Lumajang Jadikan Bawang Merah Komoditas Alternatif Andalan, Masa Tanam Singkat

Liputan6.com, Lumajang - Bawang merah menjadi salah satu alternatif komoditas hasil pertanian yang menjanjikan di Lumajang.

"Kini, bawang merah bisa menjadi alternatif bagi petani di Lumajang agar meraka punya pilihan hasil yang lebih menjanjikan," ujar Bupati Lumajang Thoriqul Haq, Kamis (15/6/2022).

Cak Thoriq, sapaan akrabnya, menyatakan, bawang merah cukup menjanjikan, tidak hanya karena harga jualnya bagus, namun juga diuntungkan dari masa tanam yang lebih singkat dari komoditas lain seperti, tembakau maupun jagung.

"Bawang merah ini juga bisa tersimpan dari jarak waktu yang aman, kalau cabai tidak bisa harus cepat jual, jangankan petaninya, truk cabainya saja kebut-kebutan, kalau bawang merah bisa tahan masih ada waktu 5 - 7 bulan, pasti potensi harganya juga bagus," kata dia.

Menurut Thoriq, keberhasilan petani bawang merah tentu tidak terlepas peran para penyuluh. Oleh karena itu, dirinya berharap, penyuluh pertanian tetap melakukan pendampingan agar setiap kendala yang terjadi di lapangan dapat segera mendapatkan solusi.

2 dari 2 halaman

Masa Tanam Singkat

Kepala Dinas Ketahanan Pangan dan Pertanian Lumajang Hairil Diani menjelaskan, komoditas bawang merah di Kecamatan Kunir merupakan bagian dari upaya pemerintah daerah dalam diversifikasi komoditas pertanian. Sebelumnya, di Kecamatan Kunir lebih banyak bercocok tanam padi, jagung dan tembakau.

Menurutnya, masa tanam bawang merah juga lebih singkat dari komoditas lainnya, hanya berkisar 55 hingga 61 hari siap panen.

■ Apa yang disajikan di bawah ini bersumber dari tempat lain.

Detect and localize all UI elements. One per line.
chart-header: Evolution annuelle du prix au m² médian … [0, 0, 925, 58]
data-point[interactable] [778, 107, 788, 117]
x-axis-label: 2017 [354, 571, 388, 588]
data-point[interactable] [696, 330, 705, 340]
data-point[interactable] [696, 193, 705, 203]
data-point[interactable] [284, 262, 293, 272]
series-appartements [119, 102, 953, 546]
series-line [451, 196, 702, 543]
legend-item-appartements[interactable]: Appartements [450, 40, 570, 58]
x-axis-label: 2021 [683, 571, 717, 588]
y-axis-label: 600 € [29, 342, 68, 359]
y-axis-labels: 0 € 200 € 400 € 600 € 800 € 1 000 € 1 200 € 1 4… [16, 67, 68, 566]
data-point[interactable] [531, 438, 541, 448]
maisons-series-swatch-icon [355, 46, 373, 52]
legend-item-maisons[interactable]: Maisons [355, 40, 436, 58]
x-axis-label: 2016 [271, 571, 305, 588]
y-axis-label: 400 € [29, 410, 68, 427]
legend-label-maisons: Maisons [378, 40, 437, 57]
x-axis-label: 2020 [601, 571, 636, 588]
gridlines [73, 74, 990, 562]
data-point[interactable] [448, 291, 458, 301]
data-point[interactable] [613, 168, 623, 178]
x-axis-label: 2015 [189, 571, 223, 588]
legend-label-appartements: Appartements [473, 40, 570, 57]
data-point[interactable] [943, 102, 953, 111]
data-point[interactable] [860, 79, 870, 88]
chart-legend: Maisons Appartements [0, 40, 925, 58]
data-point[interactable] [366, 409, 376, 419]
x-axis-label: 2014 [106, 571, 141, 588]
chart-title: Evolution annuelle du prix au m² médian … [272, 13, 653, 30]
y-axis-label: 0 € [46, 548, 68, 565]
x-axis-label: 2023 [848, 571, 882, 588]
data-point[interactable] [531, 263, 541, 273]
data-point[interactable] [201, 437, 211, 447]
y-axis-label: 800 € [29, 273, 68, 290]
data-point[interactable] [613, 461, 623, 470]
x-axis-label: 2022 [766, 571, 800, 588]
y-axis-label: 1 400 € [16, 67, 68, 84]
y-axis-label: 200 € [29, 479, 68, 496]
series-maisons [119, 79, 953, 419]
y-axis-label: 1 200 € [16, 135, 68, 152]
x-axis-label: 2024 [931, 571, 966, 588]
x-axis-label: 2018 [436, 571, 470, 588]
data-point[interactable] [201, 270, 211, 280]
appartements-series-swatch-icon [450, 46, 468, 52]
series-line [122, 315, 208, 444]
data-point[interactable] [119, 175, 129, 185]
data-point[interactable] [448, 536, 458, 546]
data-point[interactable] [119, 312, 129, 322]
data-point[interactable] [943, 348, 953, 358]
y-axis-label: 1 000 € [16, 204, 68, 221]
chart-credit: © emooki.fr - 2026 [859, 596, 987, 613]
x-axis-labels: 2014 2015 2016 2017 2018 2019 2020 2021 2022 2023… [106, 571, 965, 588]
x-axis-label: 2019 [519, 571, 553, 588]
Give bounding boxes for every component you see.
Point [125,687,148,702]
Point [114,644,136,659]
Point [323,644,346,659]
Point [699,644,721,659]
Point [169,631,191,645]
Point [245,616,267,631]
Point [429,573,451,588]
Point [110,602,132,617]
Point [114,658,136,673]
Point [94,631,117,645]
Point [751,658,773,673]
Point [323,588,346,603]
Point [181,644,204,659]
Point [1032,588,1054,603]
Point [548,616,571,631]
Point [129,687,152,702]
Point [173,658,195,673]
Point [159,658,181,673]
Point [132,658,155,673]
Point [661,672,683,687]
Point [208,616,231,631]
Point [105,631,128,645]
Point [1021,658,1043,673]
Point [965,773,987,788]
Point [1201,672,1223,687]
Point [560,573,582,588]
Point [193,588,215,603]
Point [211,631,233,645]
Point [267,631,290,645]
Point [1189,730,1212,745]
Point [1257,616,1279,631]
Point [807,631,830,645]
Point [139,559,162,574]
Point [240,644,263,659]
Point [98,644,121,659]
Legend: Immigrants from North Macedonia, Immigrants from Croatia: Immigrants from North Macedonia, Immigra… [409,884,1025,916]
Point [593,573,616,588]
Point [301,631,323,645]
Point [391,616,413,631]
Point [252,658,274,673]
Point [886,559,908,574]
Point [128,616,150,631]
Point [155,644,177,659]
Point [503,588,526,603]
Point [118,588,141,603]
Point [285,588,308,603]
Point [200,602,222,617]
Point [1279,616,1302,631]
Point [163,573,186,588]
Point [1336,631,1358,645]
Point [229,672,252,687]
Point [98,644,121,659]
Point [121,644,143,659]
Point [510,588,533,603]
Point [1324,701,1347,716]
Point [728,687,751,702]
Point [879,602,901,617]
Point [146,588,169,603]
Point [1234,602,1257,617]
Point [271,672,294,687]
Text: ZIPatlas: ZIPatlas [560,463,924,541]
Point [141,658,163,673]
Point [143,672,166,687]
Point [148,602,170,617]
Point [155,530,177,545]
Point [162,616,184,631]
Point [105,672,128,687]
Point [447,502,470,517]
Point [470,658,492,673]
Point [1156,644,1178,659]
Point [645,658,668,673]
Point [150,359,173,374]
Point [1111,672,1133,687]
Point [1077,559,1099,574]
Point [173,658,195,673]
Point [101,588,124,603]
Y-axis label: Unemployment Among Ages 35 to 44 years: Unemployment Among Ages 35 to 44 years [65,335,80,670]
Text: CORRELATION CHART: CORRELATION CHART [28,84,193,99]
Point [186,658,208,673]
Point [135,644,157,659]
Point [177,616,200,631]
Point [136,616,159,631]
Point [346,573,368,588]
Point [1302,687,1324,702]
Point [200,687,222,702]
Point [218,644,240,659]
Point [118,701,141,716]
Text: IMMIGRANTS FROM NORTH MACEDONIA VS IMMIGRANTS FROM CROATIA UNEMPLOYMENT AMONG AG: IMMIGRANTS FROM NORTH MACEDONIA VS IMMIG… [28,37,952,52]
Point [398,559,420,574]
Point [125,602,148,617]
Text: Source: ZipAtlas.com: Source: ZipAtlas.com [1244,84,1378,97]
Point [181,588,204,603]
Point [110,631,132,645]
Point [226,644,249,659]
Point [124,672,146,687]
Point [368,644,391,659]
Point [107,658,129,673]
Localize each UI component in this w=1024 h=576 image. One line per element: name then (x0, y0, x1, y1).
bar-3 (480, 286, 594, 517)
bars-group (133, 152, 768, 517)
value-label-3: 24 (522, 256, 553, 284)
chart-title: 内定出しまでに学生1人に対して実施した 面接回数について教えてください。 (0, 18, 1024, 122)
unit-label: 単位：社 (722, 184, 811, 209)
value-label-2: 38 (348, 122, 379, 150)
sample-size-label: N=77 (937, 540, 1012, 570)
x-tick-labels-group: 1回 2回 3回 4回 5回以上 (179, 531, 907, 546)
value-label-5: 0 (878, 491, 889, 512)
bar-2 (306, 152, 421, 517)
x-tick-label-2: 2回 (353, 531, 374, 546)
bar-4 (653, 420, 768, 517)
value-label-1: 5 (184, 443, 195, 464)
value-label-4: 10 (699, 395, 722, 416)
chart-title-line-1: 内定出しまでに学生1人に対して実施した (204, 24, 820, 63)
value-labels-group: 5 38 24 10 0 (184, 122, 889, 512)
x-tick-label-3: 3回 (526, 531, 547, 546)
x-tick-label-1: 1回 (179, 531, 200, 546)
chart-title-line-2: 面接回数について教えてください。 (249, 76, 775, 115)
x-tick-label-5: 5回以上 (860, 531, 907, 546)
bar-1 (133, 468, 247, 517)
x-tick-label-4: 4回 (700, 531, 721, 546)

"Komoditas (bawang merah) yang ditanam pada lahan seluar 0,35 hektare ini, jenis bibit varietas biru lancor dari Probolinggo, dari hitung-hitungan ekonomi seluas itu dibutuhkan dana tidak sampai Rp25 juta, dan hari ini sudah ditawar di atas Rp100 juta, ini menjanjikan," pungkasnya.